Ahead of World War II, BHP succeeded in forming a syndicate for the manufacture of aircraft; Darling became first chairman of the Commonwealth Aircraft Corporation (CAC) when it was set up in 1936. In 1941 he was appointed by the Australian government to the Aircraft Advisory Committee, representing the CAC. In 1934 Darling had doubted whether shipbuilding could succeed in Australia as a commercial venture. But his growing conviction of the seriousness of the international situation led him to prepare the company to be ready to accept an official request to begin shipbuilding at Whyalla when it came in 1939.
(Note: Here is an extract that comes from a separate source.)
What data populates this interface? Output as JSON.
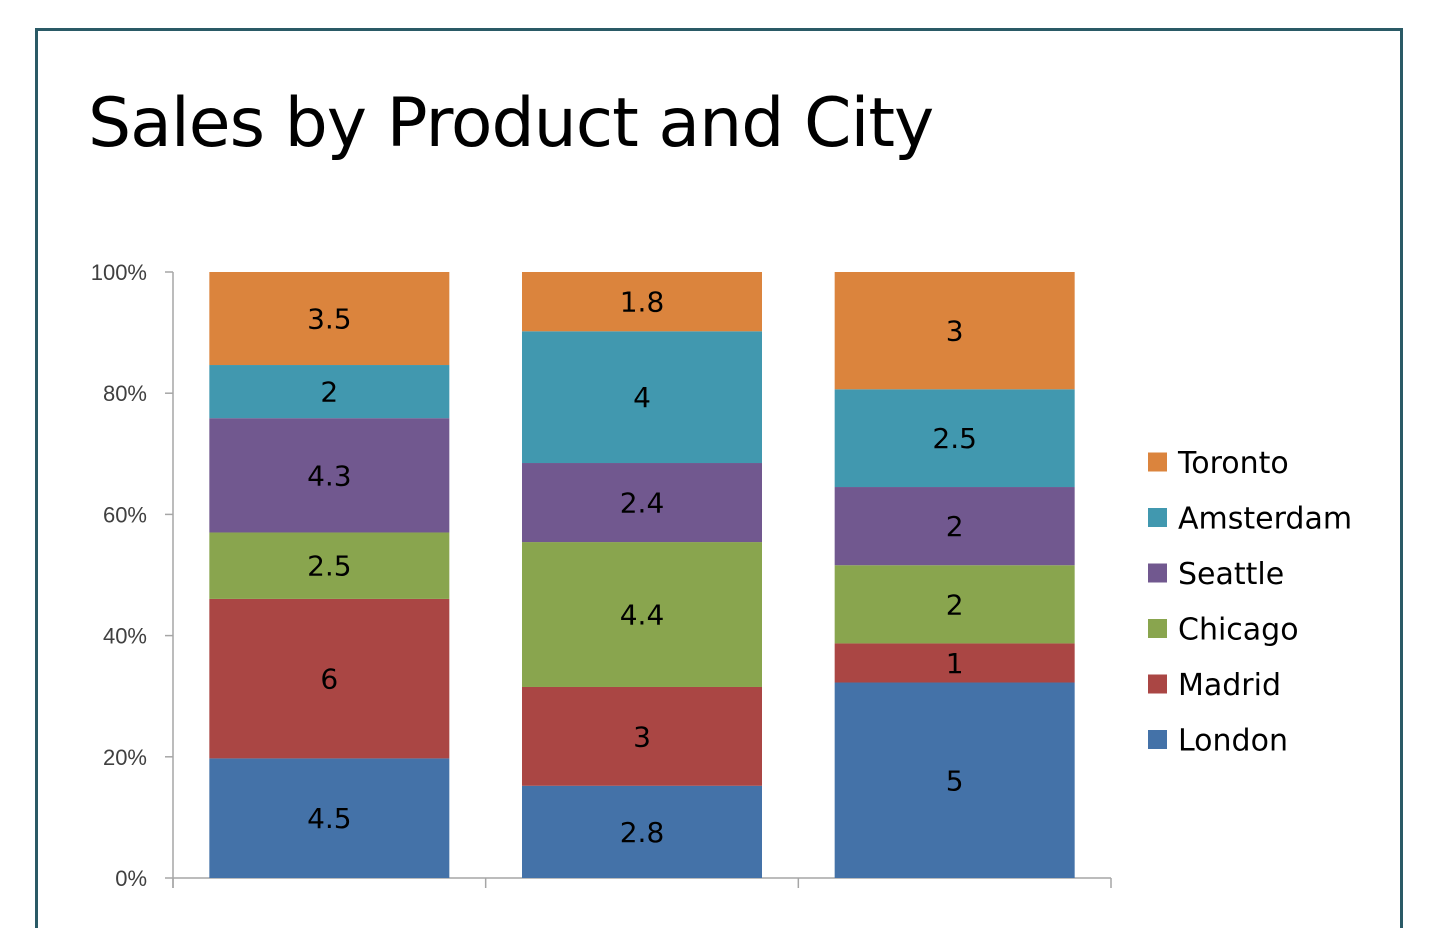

Darling was also chairman of Australian Iron & Steel, Wellington Alluvials, Stewarts & Lloyds (Aust.), Rylands Bros (Aust.), and BHP By Products; and was a director of BHP Collieries, Tubemakers of Australia, and British Tube Mills (Aust.), Imperial Chemical Industries of Australia and New Zealand, and the National Bank of Australasia.

Traditionally conservative, Darling was friendly with, though not uncritical of, Prime Minister Sir Robert Menzies, and in 1942 he was a founder and council-member of the Institute of Public Affairs. In 1944 Darling noted with alarm the Chifley Labor government's plan to nationalise airways, banks, and insurance companies.

== Death and legacy ==
Darling died on 26 January 1950 of cancer, at his home, "Warrawee", on Kooyong Road, in , Melbourne. Survived by his wife and three children, he left a personal fortune of c.A£280,000.
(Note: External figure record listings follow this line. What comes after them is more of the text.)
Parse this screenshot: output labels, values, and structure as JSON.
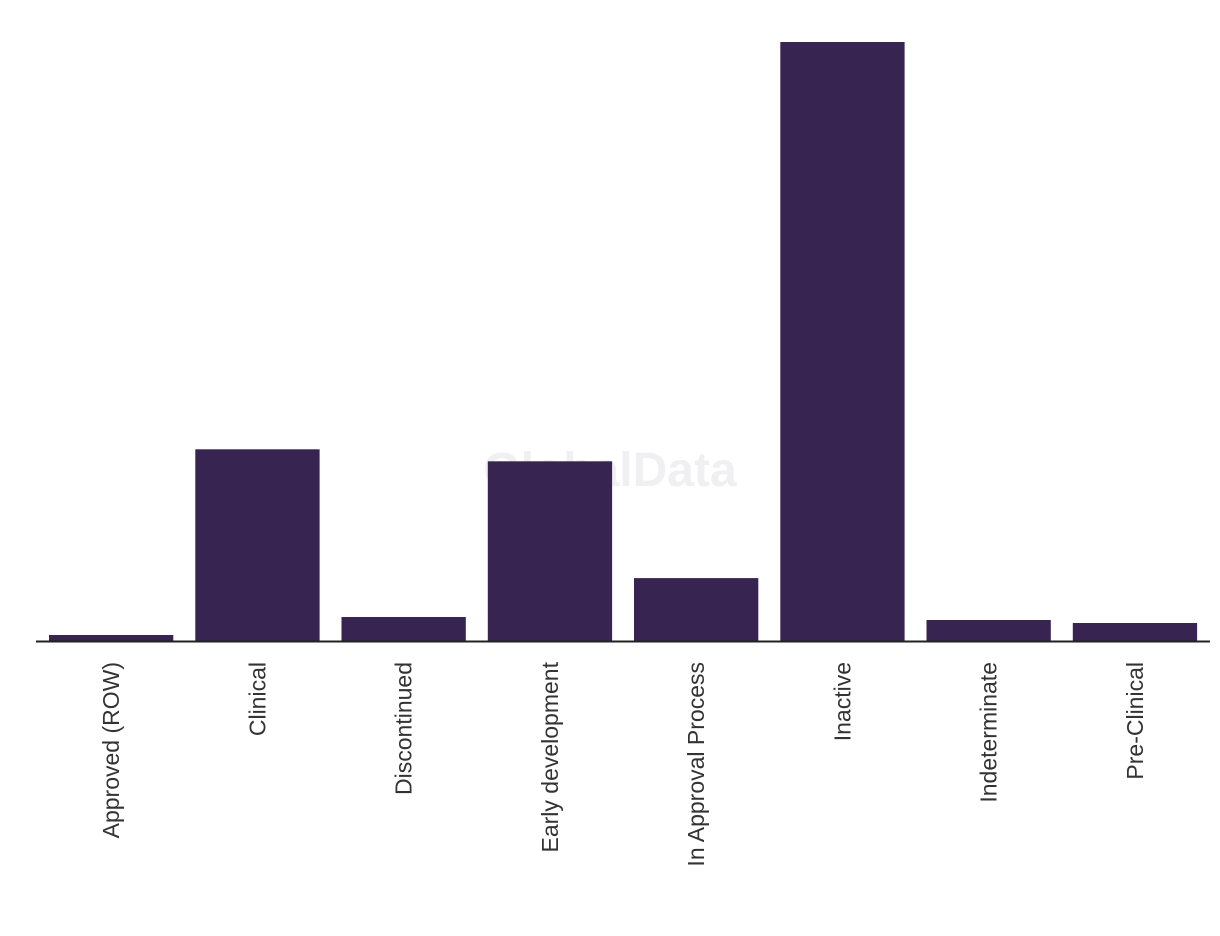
{
  "watermark": "GlobalData",
  "colors": {
    "bar": "#372451",
    "axis": "#222222",
    "label": "#333333"
  },
  "chart_data": {
    "type": "bar",
    "categories": [
      "Approved (ROW)",
      "Clinical",
      "Discontinued",
      "Early development",
      "In Approval Process",
      "Inactive",
      "Indeterminate",
      "Pre-Clinical"
    ],
    "values": [
      1,
      32,
      4,
      30,
      10.5,
      100,
      3.5,
      3
    ],
    "title": "",
    "xlabel": "",
    "ylabel": "",
    "ylim": [
      0,
      100
    ],
    "grid": false,
    "legend": "none"
  }
}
Despite his influence and great business ability, Darling shunned publicity and rarely spoke in public. In 1929, when he gave £10,000 to found the Waite Soil Research Centre at Urrbrae, Adelaide, he expressed regret that the gift had to be made public. Another donation of £15,000 was made to the University of Adelaide for the equipment of a medical school.

In 1951 BHP commissioned a portrait of Darling by William Dargie, subsequently donated by BHP Billiton in 2002 to the National Portrait Gallery. In 1951, BHP also announced the H. G. Darling Memorial Scholarship, tenable at the South Australian School of Mines, for BHP employees and their families.